Salesforce announced a $3.6 billion acquisition of Fin, the support software company that built its brand as Intercom and rebranded around its AI agent a month ago. Fin sells customer service automation, not just a chat widget. The pitch is an agent that can answer questions, pull account context, take actions like refunds or troubleshooting, and escalate when needed. That framed the whole reaction. People were split on whether the deal shows strength or surrender. A lot of readers expected a much bigger outcome given Fin’s profile, its Anthropic deployment, and the broader hype around AI support. Others pointed out that a roughly sub-10x revenue multiple is still a solid exit for a mature SaaS business and says more about today’s disciplined buyers than about product failure.

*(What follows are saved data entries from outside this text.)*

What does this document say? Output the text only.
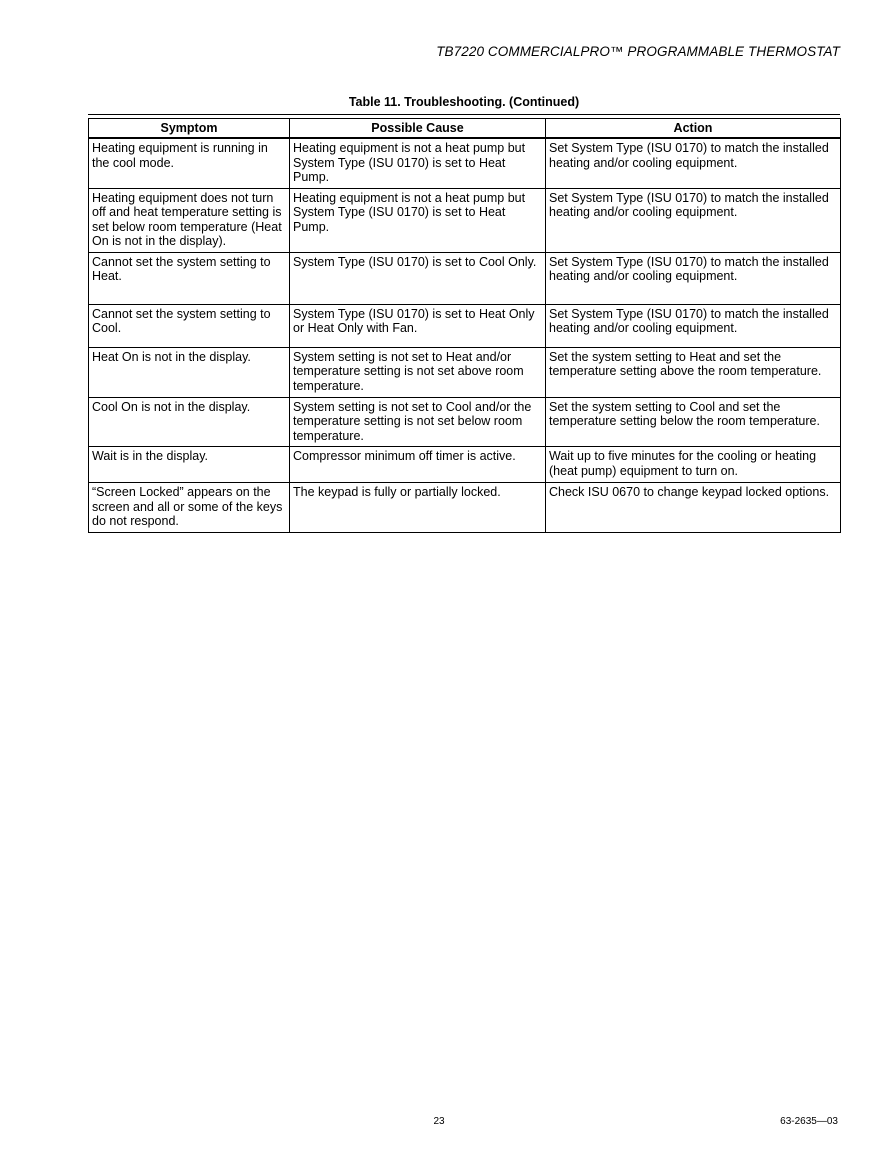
TB7220 COMMERCIALPRO™ PROGRAMMABLE THERMOSTAT
Table 11. Troubleshooting. (Continued)
Symptom	Possible Cause	Action
Heating equipment is running in the cool mode.	Heating equipment is not a heat pump but System Type (ISU 0170) is set to Heat Pump.	Set System Type (ISU 0170) to match the installed heating and/or cooling equipment.
Heating equipment does not turn off and heat temperature setting is set below room temperature (Heat On is not in the display).	Heating equipment is not a heat pump but System Type (ISU 0170) is set to Heat Pump.	Set System Type (ISU 0170) to match the installed heating and/or cooling equipment.
Cannot set the system setting to Heat.	System Type (ISU 0170) is set to Cool Only.	Set System Type (ISU 0170) to match the installed heating and/or cooling equipment.
Cannot set the system setting to Cool.	System Type (ISU 0170) is set to Heat Only or Heat Only with Fan.	Set System Type (ISU 0170) to match the installed heating and/or cooling equipment.
Heat On is not in the display.	System setting is not set to Heat and/or temperature setting is not set above room temperature.	Set the system setting to Heat and set the temperature setting above the room temperature.
Cool On is not in the display.	System setting is not set to Cool and/or the temperature setting is not set below room temperature.	Set the system setting to Cool and set the temperature setting below the room temperature.
Wait is in the display.	Compressor minimum off timer is active.	Wait up to five minutes for the cooling or heating (heat pump) equipment to turn on.
“Screen Locked” appears on the screen and all or some of the keys do not respond.	The keypad is fully or partially locked.	Check ISU 0670 to change keypad locked options.
23	63-2635—03
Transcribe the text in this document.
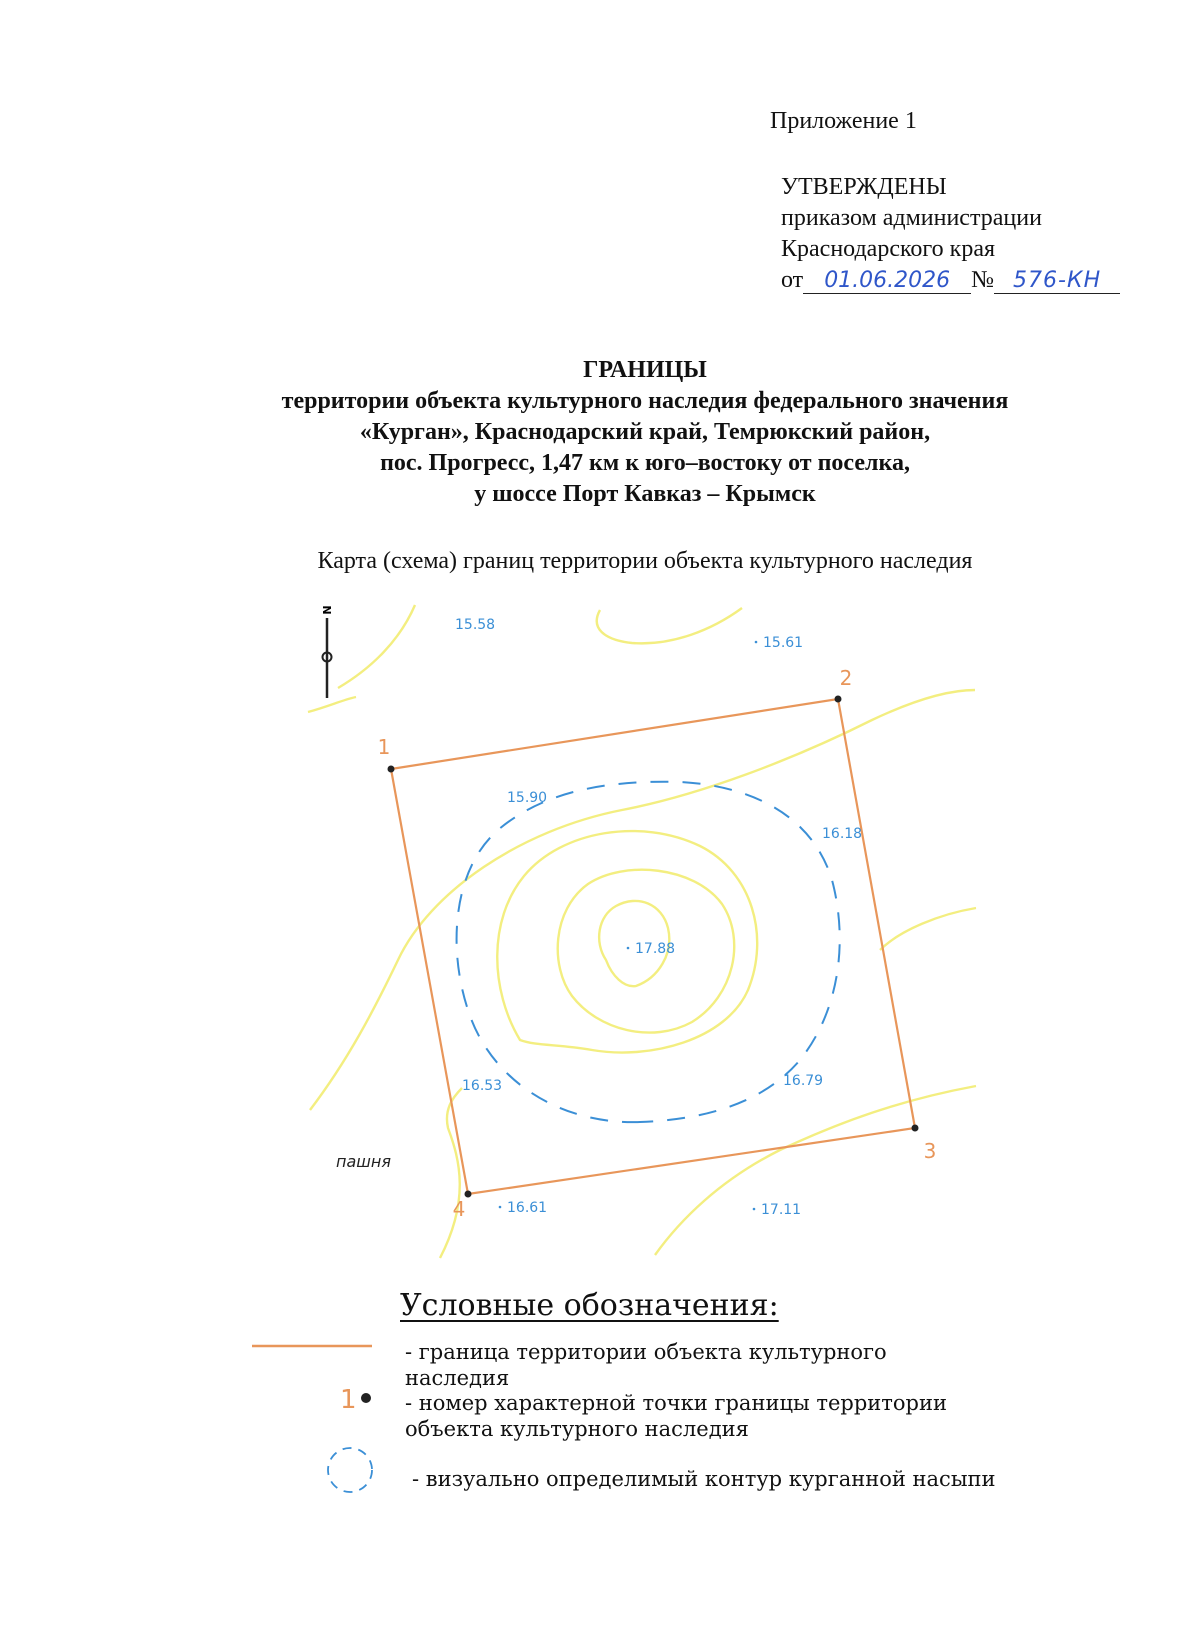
Приложение 1
УТВЕРЖДЕНЫ
приказом администрации
Краснодарского края
от 01.06.2026 № 576-КН
ГРАНИЦЫ
территории объекта культурного наследия федерального значения
«Курган», Краснодарский край, Темрюкский район,
пос. Прогресс, 1,47 км к юго–востоку от поселка,
у шоссе Порт Кавказ – Крымск
Карта (схема) границ территории объекта культурного наследия
N
1
2
3
4
15.58
15.61
15.90
16.18
17.88
16.53	16.79
16.61	17.11
пашня
Условные обозначения:
- граница территории объекта культурного
наследия
1 - номер характерной точки границы территории
объекта культурного наследия
- визуально определимый контур курганной насыпи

The sharpest conversation was about whether AI support is actually good now. The consensus landed in a pragmatic middle. When the issue is routine and the bot has access to account data, AI can beat the old support experience by being instant, consistent, and willing to take simple actions. That is why Amazon-like refund flows and straightforward account tasks get decent marks. The failure mode is just as clear. If the company uses AI to front-load denial, hide policy, or block escalation, users hate it fast. Several examples made the point. Bots that loop on
FAQ text, invent shipping answers, or route a locked-out customer to mail a physical letter are worse than no support because they add friction without agency. A recurring theme was that the thing people actually want from support is not conversation. It is permission, exception handling, and action.
That led straight into the biggest strategic divide. One camp argued that support vendors still matter because enterprise-grade automation is hard. The hard part is not summarizing help docs. It is safely wiring an agent into real systems, giving it enough customer context to act, keeping latency low, preventing
prompt injection or jailbreaks, and creating operational tooling so non-engineers can see failures and improve coverage. People with hands-on implementation experience said Fin’s product shines there, especially in the feedback loops around unresolved questions and help center updates. The other camp said those same claims are exactly why this category will get squeezed. In their experience, the real work is company-specific context engineering, tooling, and escalation logic that lives outside the vendor anyway. Once you do that work, the model and
UI feel interchangeable. For teams with decent engineering talent, building a tailored support agent or even replacing the ticketing layer outright now feels much cheaper and faster than it did a year ago.
Salesforce itself drew more skepticism than excitement. Many saw the acquisition as a catch-up move against Sierra and Decagon, and as a defensive way to keep AI support from becoming a control point outside the
CRM. People who liked Intercom worried that Salesforce will fold a startup-friendly product into the usual enterprise maze, much as critics say happened with
Heroku. The broad mood was that Fin probably built one of the better products in the space, and that is exactly why the acquisition is notable. It still did not convince people that AI support is a winner-take-all gold mine. It convinced them the category is real, useful in narrow bands, and headed toward consolidation fast.